Elle se releva légèrement pour avoir une vision de la rue mais ce qu'elle vit lui coupa le souffle.

- Il revient, il remonte vers nous. Il va me trouver  !

- Ne vous inquiétez pas madame, faites le moins de bruit possible, j'ai déjà prévenu la police qui arrive sur les lieux mais il faut que vous gardiez en vie votre ami parce que les ambulances ne seront pas là tout de suite.

- Comment ça pas là tout de suite  ? Je ne peux pas faire ça je ne suis pas médecin, c'est d'un médecin dont il a besoin et tout de suite  !
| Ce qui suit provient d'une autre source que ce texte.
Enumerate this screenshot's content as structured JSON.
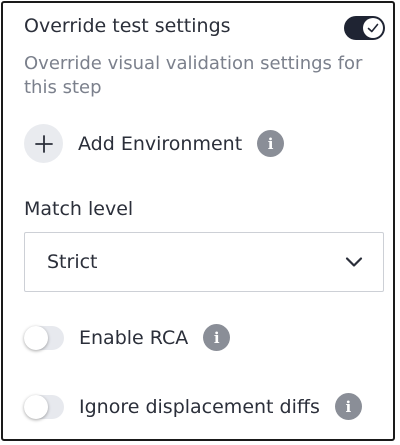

- Je comprends mademoiselle mais les services d'urgence ne se déplacent que quand le périmètre est sécurisé vous comprenez  ? Sinon ils seraient bien évidemment la cible numéro 1 et ce n'est pas ce que nous voulons, n'est-ce pas  ? Alors respirez profondément, votre ami a besoin que vous restiez forte, d'accord  ? Vous êtes déjà une sacrée femme d'avoir fait tout ça  ! Il faut que vous limitiez l'hémorragie au maximum  !

Soudain des bruits de pas se firent entendre mais Sterling n'était déjà plus conscient tout ce qu'il entendit furent ses cris de douleurs intérieures qui lui vrillaient les tympans. Sarah elle n'avait pas ce luxe, elle pouvait exactement percevoir les bruits de pas arriver vers eux. La démarche était régulière, la respiration calme, elle mit une main sur sa bouche pour limiter sa respiration pour ne faire aucun bruit alors que son corps entier tremblait frénétiquement. Cependant elle n'avait aucune idée que ses spasmes faisaient trembler le buisson. Pourtant il aurait pu ne pas la voir mais sans qu'elle n'ait aucun contrôle sur la situation la sonnerie du portable de Sterling se déclencha. Sonnant à pleine puissance malgré l'appel déjà en cours, la dernière chose qu'elle vu s'affichait sur l'écran fût « Papa ». Et sans réfléchir elle se leva pour ne pas qu'il fouine ou tire dans les buissons et les tue tous les deux.

- Oh mon dieu. NON. NON. NON. Je vous en supplie.

- Mademoiselle  ? Mademoiselle ? S'époumona l'opérateur.

Puis 3 coups de feu s'ensuivirent. PAN. PAN. PAN. Puis Sterling sombra définitivement.